Una McKeown (26) returned to her native Dublin after a three-year stint in London in April and hasn't missed the bright lights. She works for the ad agency The Social House and a number of its new recruits are returned emigrants.
"London is a great city," she says, "but it feels as though you have to make a lot of money to live there. I mean, I could never see myself buying a home there, and it's very difficult to even save money in London. If felt as though you were living for going out at the weekends.
"The work-life balance is so much better here and it really feels as though Ireland is in a much better place than when I left. Dublin in particular is a great city to be in, and it's lovely that my friends and family are here. There's so much to do, and so much that I haven't done yet - restaurants, and galleries, nice parks with concerts in the summer, and so much happening all over the city."
Una's colleague, Co Down native Catriona Campbell, lived in London for 10 years. Now managing director of The Social House, she had bought a house in London, but as she approached 30 and the prospect of starting a family loomed, she found herself hankering after a less frenetic way of life. She returned to Ireland in 2012.
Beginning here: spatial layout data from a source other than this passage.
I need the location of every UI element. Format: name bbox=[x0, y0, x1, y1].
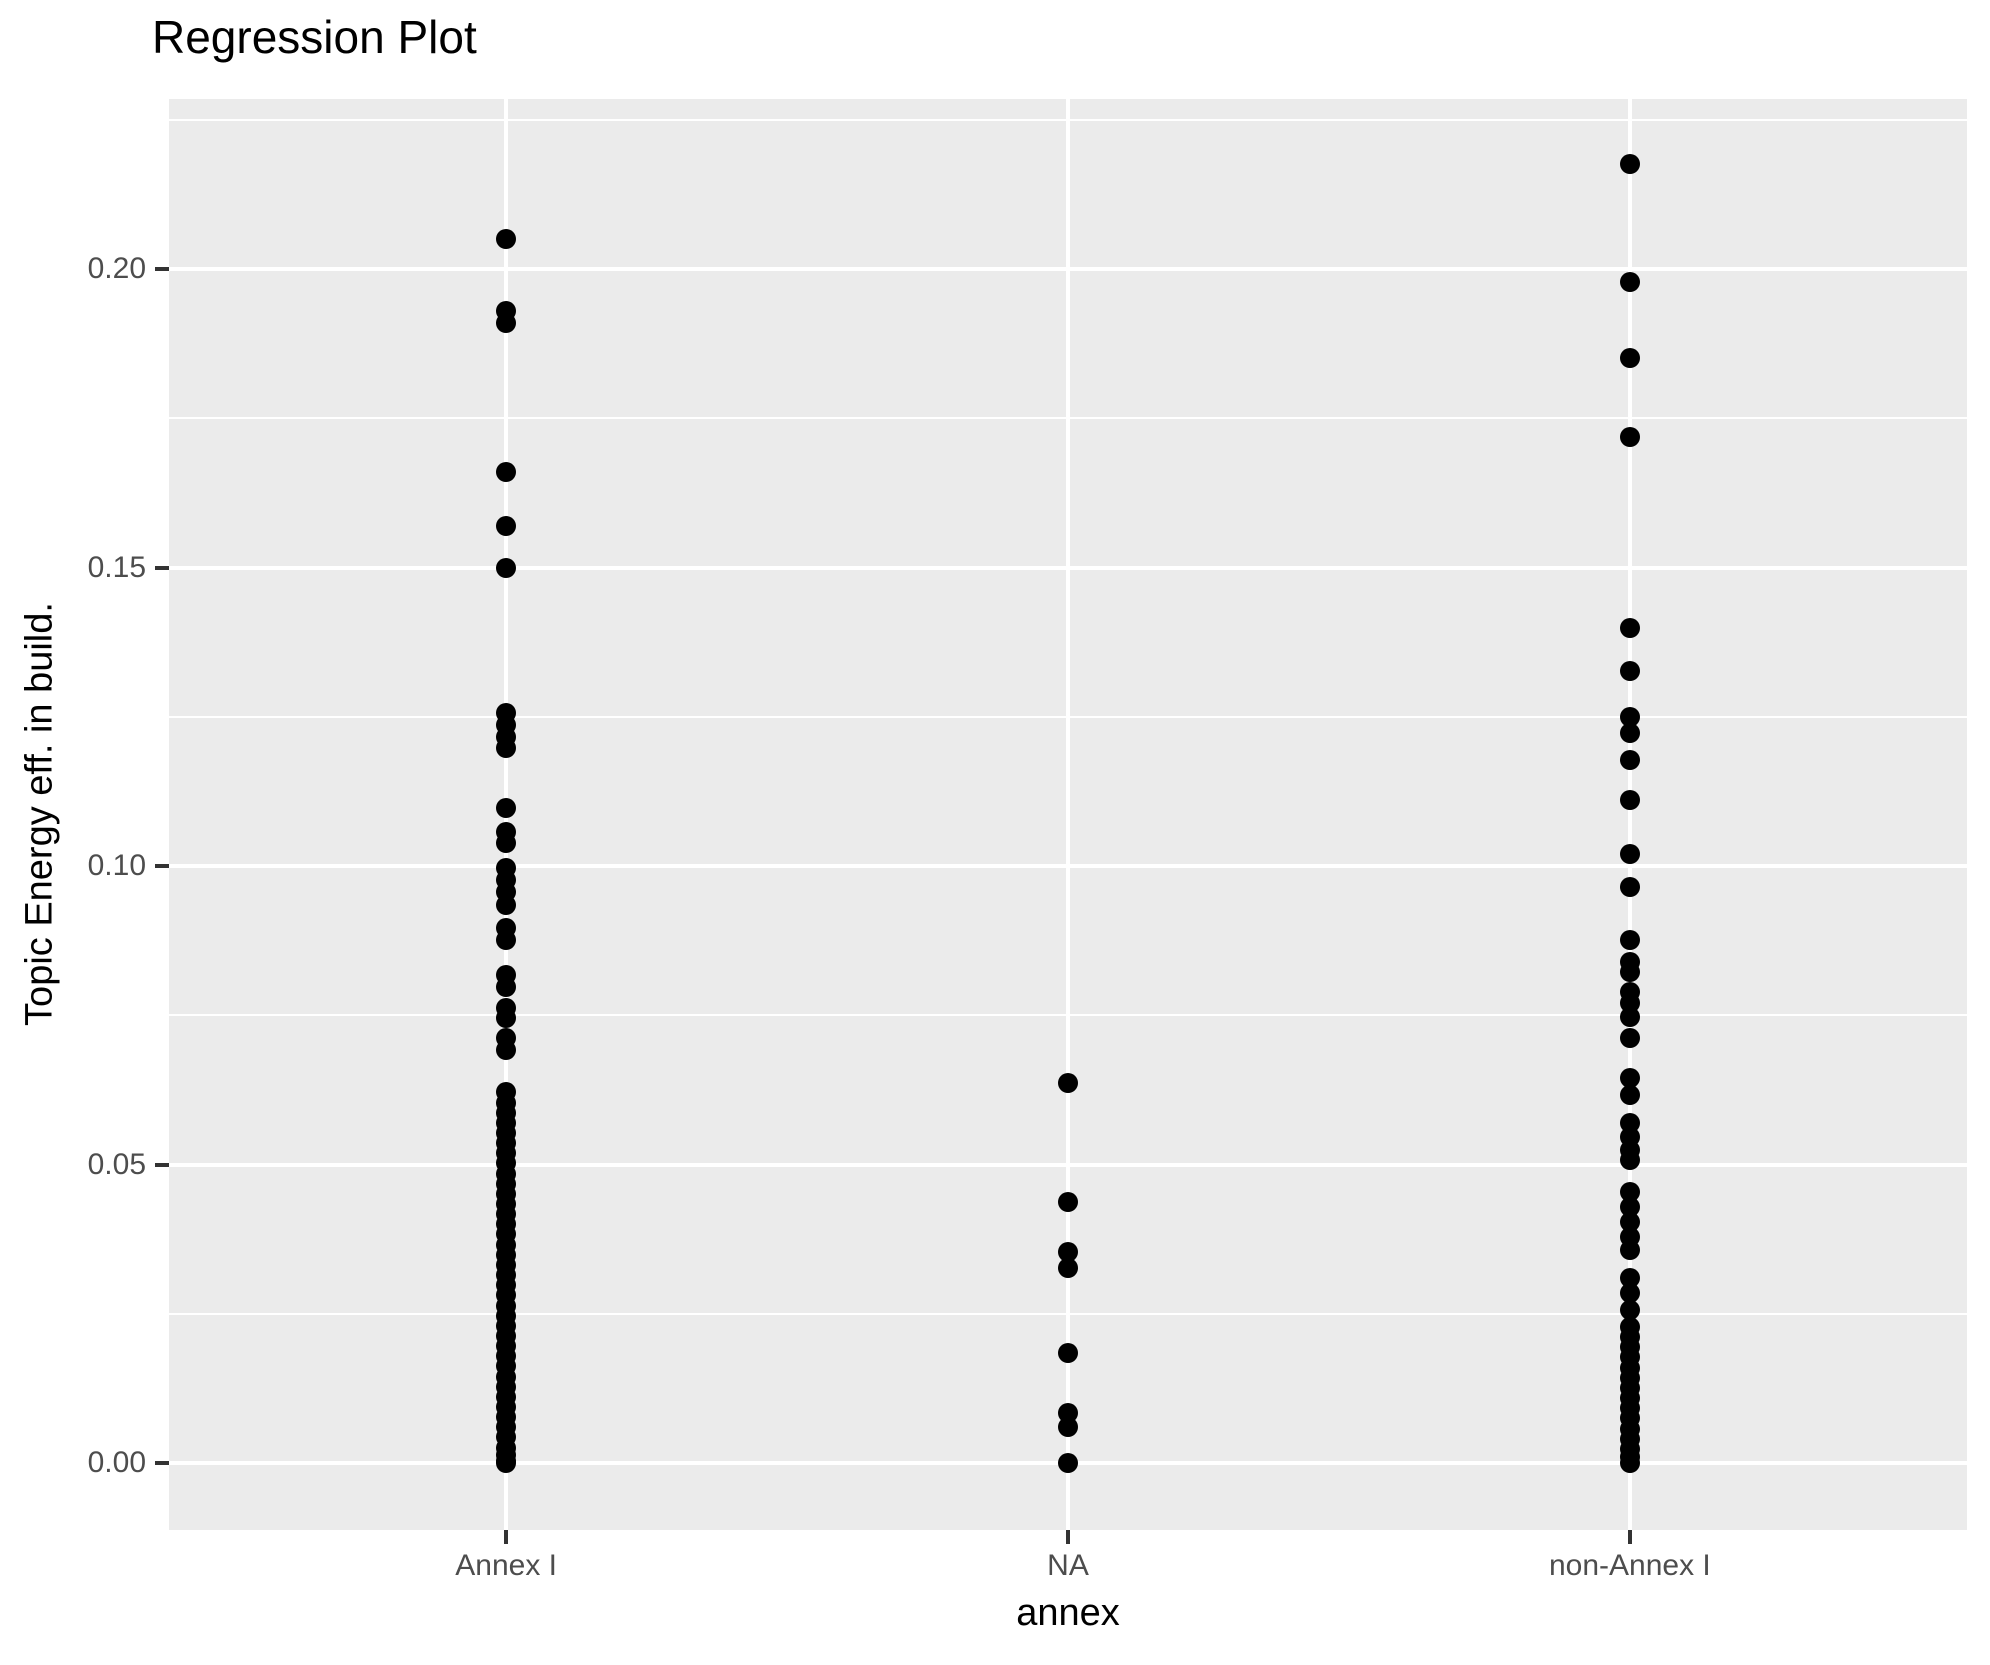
data-point bbox=[496, 1008, 517, 1029]
x-tick-mark bbox=[1066, 1530, 1070, 1544]
data-point bbox=[496, 557, 517, 578]
data-point bbox=[1619, 1240, 1640, 1260]
category-label: NA bbox=[1047, 1549, 1089, 1582]
major-gridline bbox=[1627, 99, 1632, 1530]
y-tick-mark bbox=[155, 1162, 169, 1167]
major-gridline bbox=[1066, 99, 1070, 1530]
data-point bbox=[1619, 154, 1640, 175]
data-point bbox=[1058, 1453, 1078, 1474]
y-tick-label: 0.10 bbox=[87, 849, 146, 883]
data-point bbox=[1619, 660, 1640, 681]
y-tick-mark bbox=[155, 864, 169, 869]
category-label: non-Annex I bbox=[1548, 1549, 1711, 1582]
data-point bbox=[1619, 1300, 1640, 1321]
data-point bbox=[496, 833, 517, 854]
data-point bbox=[1619, 272, 1640, 293]
data-point bbox=[1619, 617, 1640, 638]
data-point bbox=[1619, 1007, 1640, 1028]
data-point bbox=[496, 515, 517, 536]
data-point bbox=[496, 930, 517, 951]
data-point bbox=[496, 462, 517, 483]
data-point bbox=[496, 737, 517, 758]
data-point bbox=[1619, 750, 1640, 771]
x-axis-title: annex bbox=[1016, 1592, 1120, 1634]
data-point bbox=[1058, 1192, 1078, 1213]
y-tick-mark bbox=[155, 565, 169, 570]
data-point bbox=[1619, 962, 1640, 983]
data-point bbox=[1619, 877, 1640, 898]
data-point bbox=[1058, 1343, 1078, 1364]
y-axis-title: Topic Energy eff. in build. bbox=[18, 602, 61, 1026]
data-point bbox=[1058, 1242, 1078, 1263]
data-point bbox=[496, 1040, 517, 1060]
data-point bbox=[496, 798, 517, 819]
data-point bbox=[1619, 723, 1640, 743]
x-tick-mark bbox=[504, 1530, 509, 1544]
data-point bbox=[496, 1453, 517, 1474]
data-point bbox=[1619, 844, 1640, 865]
data-point bbox=[1619, 348, 1640, 369]
data-point bbox=[1619, 1028, 1640, 1049]
data-point bbox=[496, 312, 517, 333]
y-tick-mark bbox=[155, 267, 169, 272]
y-tick-mark bbox=[155, 1461, 169, 1466]
data-point bbox=[496, 977, 517, 998]
data-point bbox=[1619, 426, 1640, 447]
data-point bbox=[1058, 1257, 1078, 1278]
data-point bbox=[1619, 1453, 1640, 1474]
data-point bbox=[1058, 1072, 1078, 1093]
data-point bbox=[1619, 930, 1640, 951]
y-tick-label: 0.00 bbox=[87, 1446, 146, 1480]
data-point bbox=[1619, 706, 1640, 727]
data-point bbox=[496, 229, 517, 250]
data-point bbox=[1619, 1149, 1640, 1170]
x-tick-mark bbox=[1627, 1530, 1632, 1544]
category-label: Annex I bbox=[455, 1549, 557, 1582]
data-point bbox=[1619, 1085, 1640, 1106]
data-point bbox=[496, 894, 517, 915]
y-tick-label: 0.15 bbox=[87, 550, 146, 584]
data-point bbox=[1058, 1417, 1078, 1438]
plot-title: Regression Plot bbox=[152, 11, 477, 63]
plot-panel bbox=[169, 99, 1967, 1530]
data-point bbox=[1619, 1282, 1640, 1303]
y-tick-label: 0.20 bbox=[87, 252, 146, 286]
data-point bbox=[1619, 1068, 1640, 1089]
y-tick-label: 0.05 bbox=[87, 1147, 146, 1181]
data-point bbox=[1619, 789, 1640, 810]
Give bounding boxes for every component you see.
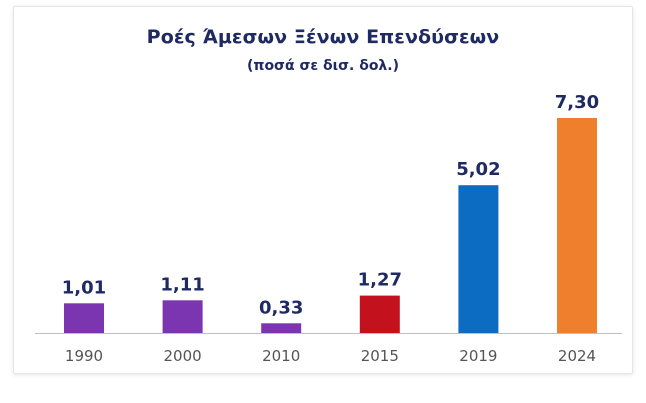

Getting used to life in Dublin, a city she had never lived in before, took its time. "I'd say it took me a good two years to settle in fully," she says. "What surprised me at first was how expensive it was to rent. In some parts of the city, the rents would be similar to what you would pay in London." Now just a matter of weeks away from giving birth to her first child, she says she is very happy to have made the move. "Over the past year, especially, I've noticed lots of people returning. Dublin is a very creative city and there are plenty of intriguing start-ups looking for staff. It feels like a really good time right now."
Catriona (34) is one of a number of staff at her agency who have come back to Ireland. Another, an emigrant to Toronto, is set to join the firm later this month.
The Social House found itself in the headlines last month after running a provocative 'Irish go home' ad campaign in Canada. The idea was to drive outraged emigrants to pleaseleavecanada.com, a proxy site for Catriona's agency. There they would see that far from xenophobic Canadians, they were confronted by job offers back home.
"We got about 150 responses to it," she says, "and it was so interesting to read their stories. A lot of the people who left are really keen to come back and now that there are more opportunities here than there have been in years, the time is good."
For one unnamed expat, now living in Canada and working in the construction industry, the thought of returning to live permanently in Ireland after more than five years away is what sustains him in the bad times. "I know that some people really make emigration work for them, but I've hated it," he says. "I never wanted to leave Ireland in the first place, but my skill set meant I didn't have much choice.
"What you don't really hear about emigration is how expensive it is, how you need to buy furniture when you move into unfurnished flats, how in certain jobs you absolutely have to have a car."
He hopes to come home for good next year. "I can't wait, to be honest, and I'm already dreading the thoughts of another Canadian winter. The saving grace for me is the job - I've learnt so much. My employers treat me really well too and I can see that I'm valued.
"But none of that compensates for being away from home and there are times I miss my mother and father so much it actually hurts."